Safety and efficacy of programmed cell death‐1 antibody SHR‐1210 combined with concurrent chemoradiotherapy to treat locally advanced esophageal squamous cell carcinoma: a study protocol for an exploratory single‐arm phase Ib trial

Objective Esophageal squamous cell carcinoma (ESCC) is the most common pathological pattern in China, with poor prognosis due to its early and frequent metastasis.
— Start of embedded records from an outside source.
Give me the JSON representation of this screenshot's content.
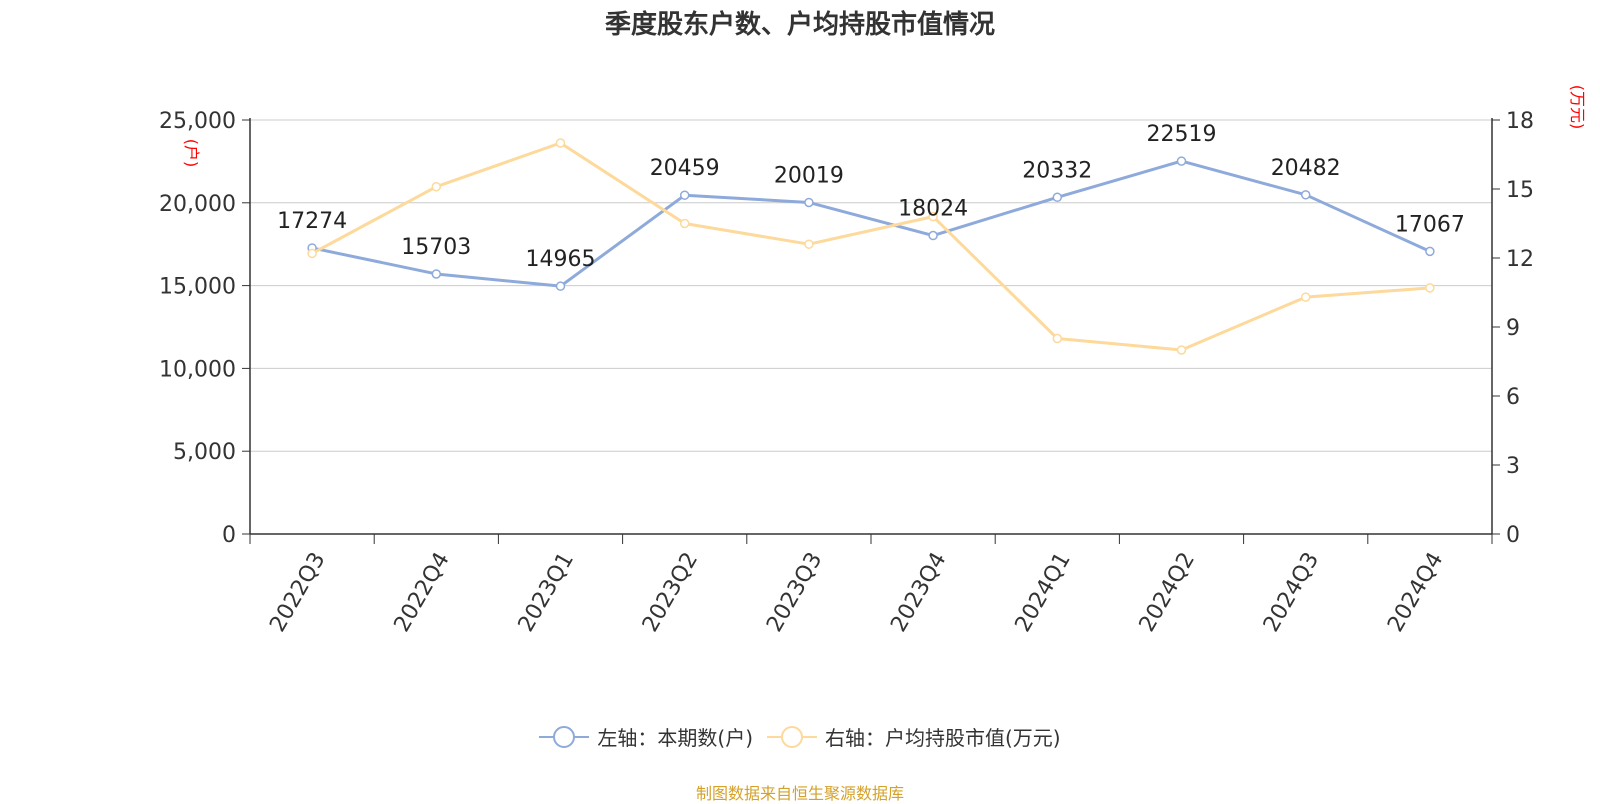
{
  "chart_data": {
    "type": "line",
    "title": "季度股东户数、户均持股市值情况",
    "categories": [
      "2022Q3",
      "2022Q4",
      "2023Q1",
      "2023Q2",
      "2023Q3",
      "2023Q4",
      "2024Q1",
      "2024Q2",
      "2024Q3",
      "2024Q4"
    ],
    "series": [
      {
        "name": "左轴：本期数(户)",
        "axis": "left",
        "color": "#8eaadb",
        "values": [
          17274,
          15703,
          14965,
          20459,
          20019,
          18024,
          20332,
          22519,
          20482,
          17067
        ],
        "labels": [
          "17274",
          "15703",
          "14965",
          "20459",
          "20019",
          "18024",
          "20332",
          "22519",
          "20482",
          "17067"
        ]
      },
      {
        "name": "右轴：户均持股市值(万元)",
        "axis": "right",
        "color": "#fdd99b",
        "values": [
          12.2,
          15.1,
          17.0,
          13.5,
          12.6,
          13.8,
          8.5,
          8.0,
          10.3,
          10.7
        ]
      }
    ],
    "y_left": {
      "label": "(户)",
      "min": 0,
      "max": 25000,
      "ticks": [
        "0",
        "5,000",
        "10,000",
        "15,000",
        "20,000",
        "25,000"
      ]
    },
    "y_right": {
      "label": "(万元)",
      "min": 0,
      "max": 18,
      "ticks": [
        "0",
        "3",
        "6",
        "9",
        "12",
        "15",
        "18"
      ]
    },
    "grid": true,
    "legend_position": "bottom",
    "axis_label_color": "#ff0000"
  },
  "source": "制图数据来自恒生聚源数据库"
}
Definitive concurrent chemoradiotherapy is the standard treatment for inoperable locally advanced ESCC. Studies have shown promising efficacy of immune‐checkpoint inhibitors in ESCC. This study explores the safety and efficacy of immunotherapy combined with definitive concurrent chemoradiotherapy for locally advanced ESCC. Method This study was an exploratory, open, single‐arm clinical trial involving 20 untreated patients with locally advanced ESCC. The patients were treated with eight cycles (4 weeks per cycle) of SHR‐1210 concurrently combined with 6 weeks of radiotherapy, and 4 weeks of chemotherapy and apatinib beginning from 4 weeks after the completion of radiotherapy to the end of treatment. Primary end‐points were treatment‐related adverse events, serious adverse events, and patients’ quality of life (European Organization for Research and Treatment of Cancer's Quality of Life Questionnaire (QLQ)‐C30 and QLQ‐OES18). Secondary end‐points were the objective response rate, progression‐free survival, and overall survival. Discussion This phase Ib study evaluates the tolerability and efficacy of programmed cell death‐1 antibody along with definitive concurrent chemoradiotherapy in treating locally advanced ESCC. This novel combination is expected to yield fewer side‐effects and better survival.